What Next in Negotiations with N.Korea?

      December 11, 2009 12:23

      U.S. Special Representative for North Korea Policy Stephen Bosworth returned empty-handed from a three-day visit to North Korea. But he said he had "extensive and useful talks" with North Korea's Vice Foreign Minister Kang Sok-ju, identifying "some common ground" on the need for and the role of the six-party talks and the importance of the implementation of the 2005 statement of principles.

      However, Bosworth said it remains to be seen when and how North Korea will return to the six-party talks, and that further negotiations would be necessary with South Korea, China, Japan and Russia. In other words, tough negotiations remain.

      Regarding North Korea's demand for Washington to sign a peace treaty to replace the armistice that halted the Korean War, Bosworth said all of the participants are ready to discuss a peace regime once the six party talks resume. The Sep. 19 statement of principles adopted during the six-party talks back in 2005 stipulates that negotiations will take place over a permanent peace framework on the Korean Peninsula. The offer by the U.S. does therefore not go beyond the parameters of the terms agreed so far.

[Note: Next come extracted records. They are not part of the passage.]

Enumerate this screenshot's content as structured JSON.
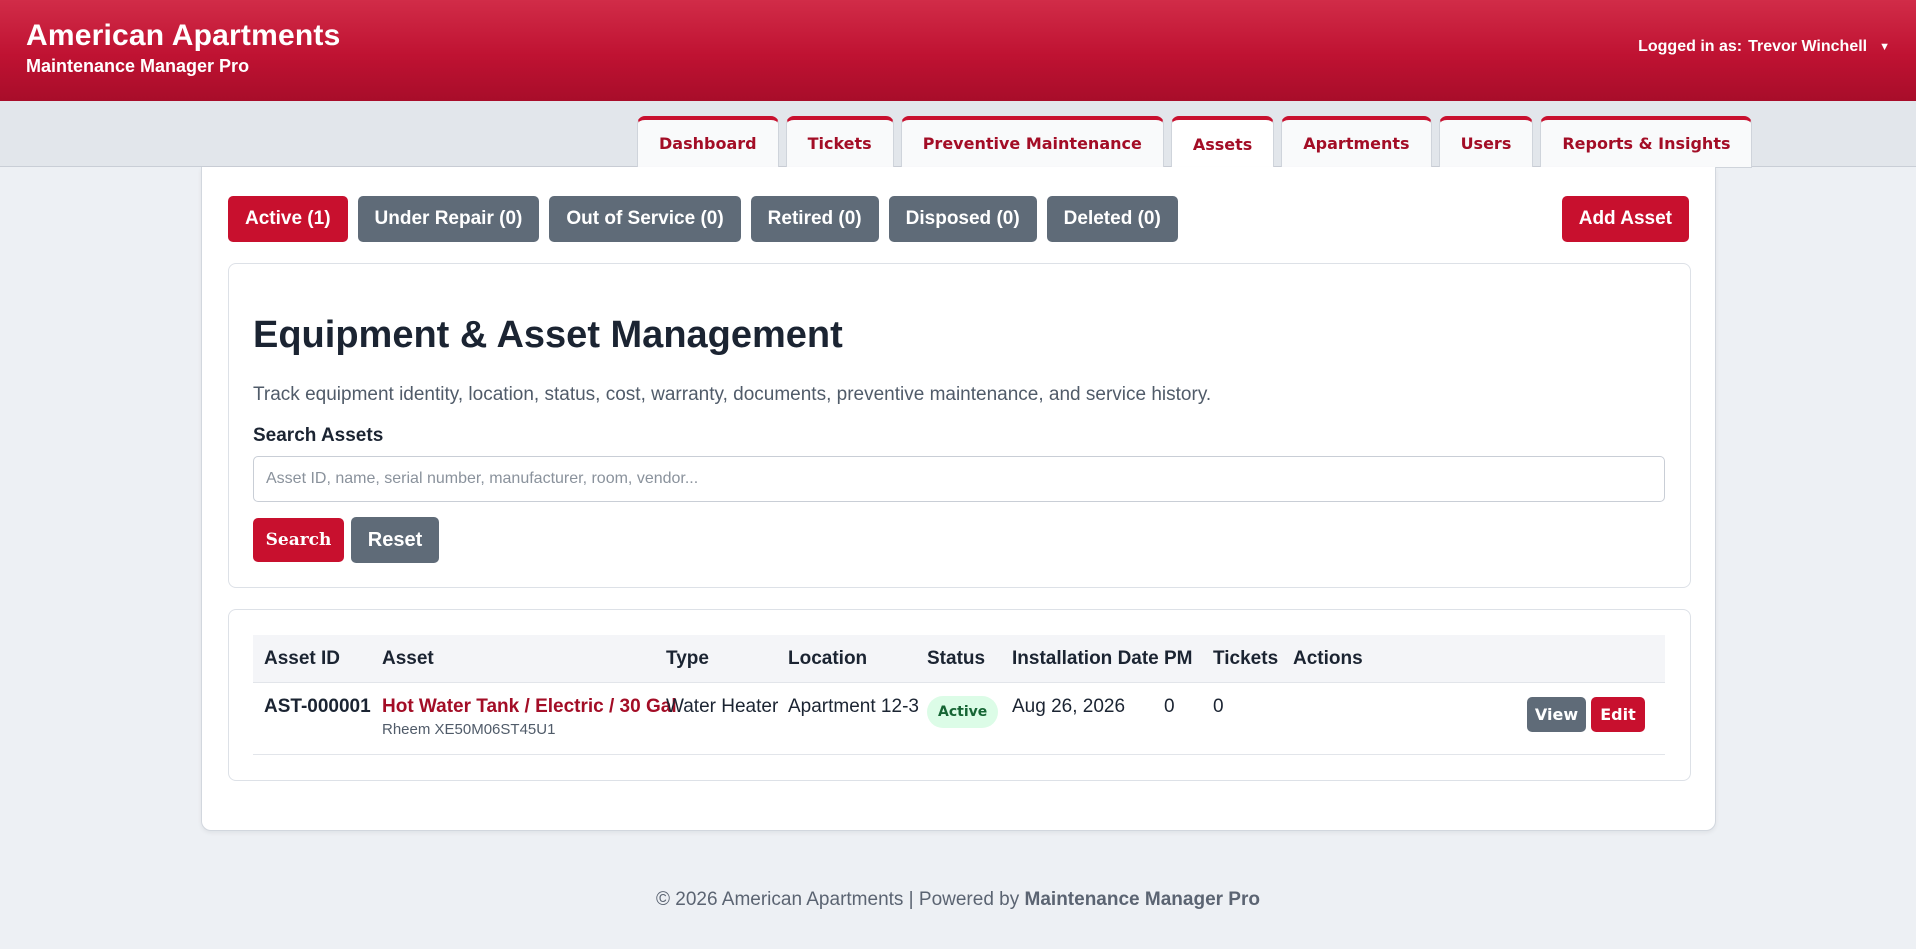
{
  "header": {
    "title": "American Apartments",
    "subtitle": "Maintenance Manager Pro",
    "user_prefix": "Logged in as:",
    "user_name": "Trevor Winchell",
    "user_caret": "▼"
  },
  "nav": {
    "tabs": [
      {
        "label": "Dashboard"
      },
      {
        "label": "Tickets"
      },
      {
        "label": "Preventive Maintenance"
      },
      {
        "label": "Assets"
      },
      {
        "label": "Apartments"
      },
      {
        "label": "Users"
      },
      {
        "label": "Reports & Insights"
      }
    ],
    "active": "Assets"
  },
  "filters": [
    {
      "label": "Active (1)",
      "active": true
    },
    {
      "label": "Under Repair (0)"
    },
    {
      "label": "Out of Service (0)"
    },
    {
      "label": "Retired (0)"
    },
    {
      "label": "Disposed (0)"
    },
    {
      "label": "Deleted (0)"
    }
  ],
  "add_button": "Add Asset",
  "search_card": {
    "title": "Equipment & Asset Management",
    "description": "Track equipment identity, location, status, cost, warranty, documents, preventive maintenance, and service history.",
    "label": "Search Assets",
    "placeholder": "Asset ID, name, serial number, manufacturer, room, vendor...",
    "value": "",
    "search_button": "Search",
    "reset_button": "Reset"
  },
  "table": {
    "columns": [
      "Asset ID",
      "Asset",
      "Type",
      "Location",
      "Status",
      "Installation Date",
      "PM",
      "Tickets",
      "Actions"
    ],
    "rows": [
      {
        "asset_id": "AST-000001",
        "asset_name": "Hot Water Tank / Electric / 30 Gal",
        "asset_model": "Rheem XE50M06ST45U1",
        "type": "Water Heater",
        "location": "Apartment 12-3",
        "status": "Active",
        "installation_date": "Aug 26, 2026",
        "pm": "0",
        "tickets": "0",
        "view_label": "View",
        "edit_label": "Edit"
      }
    ]
  },
  "footer": {
    "prefix": "© 2026 American Apartments | Powered by",
    "brand": "Maintenance Manager Pro"
  },
  "colors": {
    "accent": "#c8102e",
    "secondary_button": "#5f6b78",
    "status_active_bg": "#dcfce7",
    "status_active_text": "#166534"
  }
}
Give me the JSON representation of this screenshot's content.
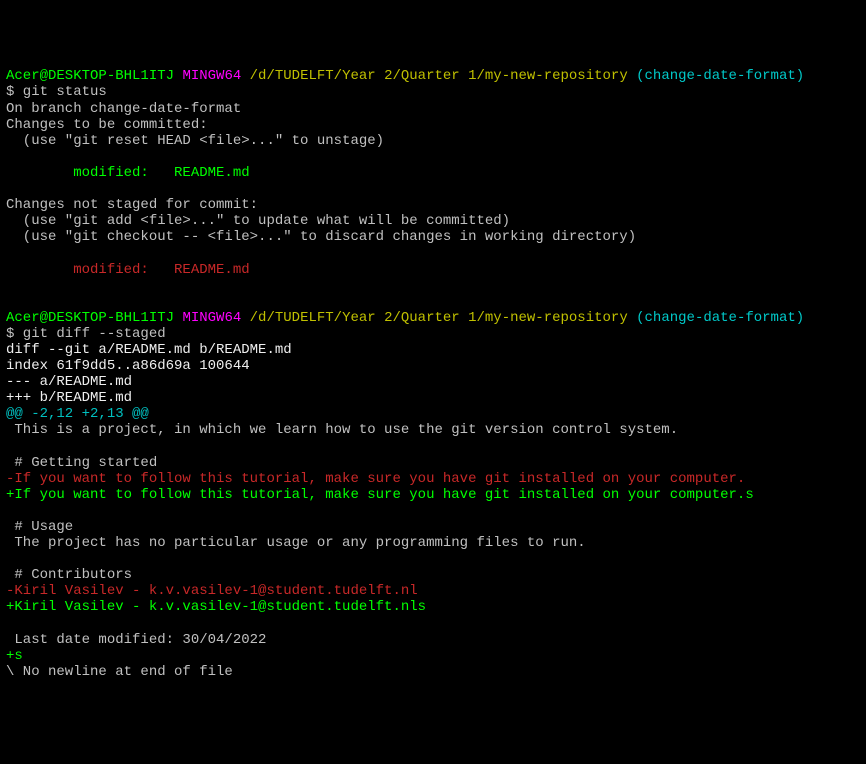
{
  "prompt1": {
    "user_host": "Acer@DESKTOP-BHL1ITJ",
    "env": "MINGW64",
    "path": "/d/TUDELFT/Year 2/Quarter 1/my-new-repository",
    "branch_open": "(",
    "branch": "change-date-format",
    "branch_close": ")"
  },
  "cmd1": "$ git status",
  "status": {
    "on_branch": "On branch change-date-format",
    "to_commit": "Changes to be committed:",
    "unstage_hint": "  (use \"git reset HEAD <file>...\" to unstage)",
    "staged_modified": "        modified:   README.md",
    "not_staged": "Changes not staged for commit:",
    "add_hint": "  (use \"git add <file>...\" to update what will be committed)",
    "checkout_hint": "  (use \"git checkout -- <file>...\" to discard changes in working directory)",
    "unstaged_modified": "        modified:   README.md"
  },
  "prompt2": {
    "user_host": "Acer@DESKTOP-BHL1ITJ",
    "env": "MINGW64",
    "path": "/d/TUDELFT/Year 2/Quarter 1/my-new-repository",
    "branch_open": "(",
    "branch": "change-date-format",
    "branch_close": ")"
  },
  "cmd2": "$ git diff --staged",
  "diff": {
    "header1": "diff --git a/README.md b/README.md",
    "header2": "index 61f9dd5..a86d69a 100644",
    "header3": "--- a/README.md",
    "header4": "+++ b/README.md",
    "hunk": "@@ -2,12 +2,13 @@",
    "ctx1": " This is a project, in which we learn how to use the git version control system.",
    "blank1": " ",
    "ctx2": " # Getting started",
    "del1": "-If you want to follow this tutorial, make sure you have git installed on your computer.",
    "add1": "+If you want to follow this tutorial, make sure you have git installed on your computer.s",
    "blank2": " ",
    "ctx3": " # Usage",
    "ctx4": " The project has no particular usage or any programming files to run.",
    "blank3": " ",
    "ctx5": " # Contributors",
    "del2": "-Kiril Vasilev - k.v.vasilev-1@student.tudelft.nl",
    "add2": "+Kiril Vasilev - k.v.vasilev-1@student.tudelft.nls",
    "blank4": " ",
    "ctx6": " Last date modified: 30/04/2022",
    "add3": "+s",
    "nonewline": "\\ No newline at end of file"
  }
}
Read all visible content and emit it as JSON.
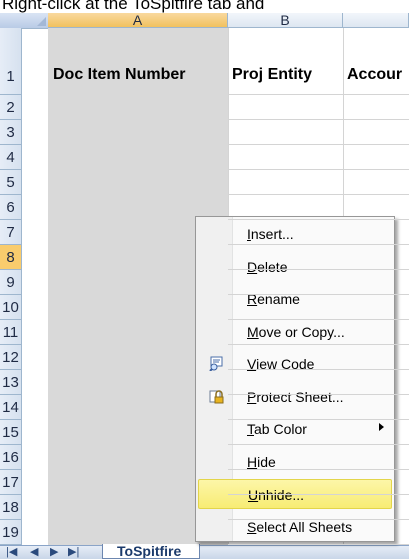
{
  "caption": "Right-click at the ToSpitfire tab and",
  "columns": {
    "a": "A",
    "b": "B"
  },
  "header_row": {
    "doc_item_number": "Doc Item Number",
    "proj_entity": "Proj Entity",
    "account": "Accour"
  },
  "rows": [
    "1",
    "2",
    "3",
    "4",
    "5",
    "6",
    "7",
    "8",
    "9",
    "10",
    "11",
    "12",
    "13",
    "14",
    "15",
    "16",
    "17",
    "18",
    "19"
  ],
  "active_row": "8",
  "sheet_tab": "ToSpitfire",
  "context_menu": {
    "items": [
      {
        "pre": "",
        "key": "I",
        "post": "nsert..."
      },
      {
        "pre": "",
        "key": "D",
        "post": "elete"
      },
      {
        "pre": "",
        "key": "R",
        "post": "ename"
      },
      {
        "pre": "",
        "key": "M",
        "post": "ove or Copy..."
      },
      {
        "pre": "",
        "key": "V",
        "post": "iew Code",
        "icon": "view-code-icon"
      },
      {
        "pre": "",
        "key": "P",
        "post": "rotect Sheet...",
        "icon": "protect-sheet-icon"
      },
      {
        "pre": "",
        "key": "T",
        "post": "ab Color",
        "submenu": true
      },
      {
        "pre": "",
        "key": "H",
        "post": "ide"
      },
      {
        "pre": "",
        "key": "U",
        "post": "nhide...",
        "highlighted": true
      },
      {
        "pre": "",
        "key": "S",
        "post": "elect All Sheets"
      }
    ]
  },
  "colors": {
    "highlight": "#f7ec74",
    "column_a_fill": "#d9d9d9",
    "active_row_header": "#f9cc6d"
  }
}
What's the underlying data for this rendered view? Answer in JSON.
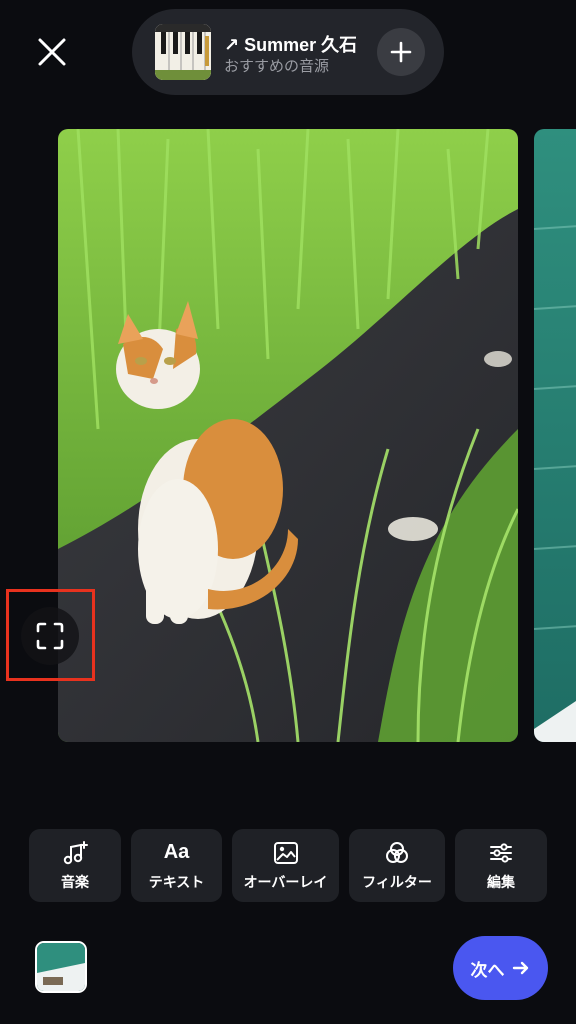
{
  "header": {
    "close_icon": "close-icon",
    "music": {
      "title": "↗ Summer 久石",
      "subtitle": "おすすめの音源",
      "add_icon": "plus-icon"
    }
  },
  "editor": {
    "fullscreen_icon": "fullscreen-icon",
    "highlight_color": "#e8321e"
  },
  "toolbar": {
    "items": [
      {
        "label": "音楽",
        "icon": "music-note-plus-icon"
      },
      {
        "label": "テキスト",
        "icon": "text-aa-icon"
      },
      {
        "label": "オーバーレイ",
        "icon": "image-icon"
      },
      {
        "label": "フィルター",
        "icon": "filter-circles-icon"
      },
      {
        "label": "編集",
        "icon": "sliders-icon"
      }
    ]
  },
  "footer": {
    "next_label": "次へ",
    "next_color": "#4a57f0"
  }
}
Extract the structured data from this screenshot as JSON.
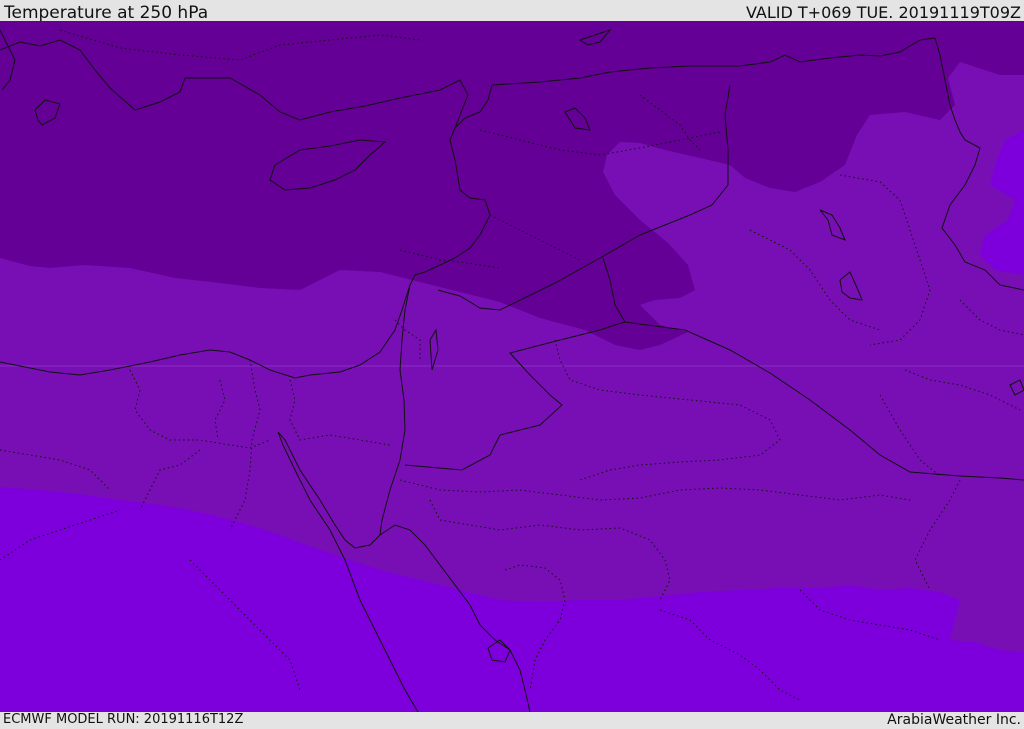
{
  "header": {
    "title": "Temperature at 250 hPa",
    "valid": "VALID T+069 TUE. 20191119T09Z"
  },
  "footer": {
    "model_run": "ECMWF MODEL RUN: 20191116T12Z",
    "credit": "ArabiaWeather Inc."
  },
  "colors": {
    "band_cold": "#640096",
    "band_mid": "#780fb4",
    "band_warm": "#7d00dc",
    "border_line": "#111111",
    "header_bg": "#e4e4e4"
  }
}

      North Korea will try to use the peace treaty as a reason for returning to the six-party talks, and once the negotiations resume, the North could even demand a withdrawal of U.S. troops from South Korea. A peace treaty should be discussed between North and South Korea, with the U.S. and China playing supporting roles. Seoul must come up with compelling logic to convince the U.S., China, Japan and Russia and map out precautionary measures.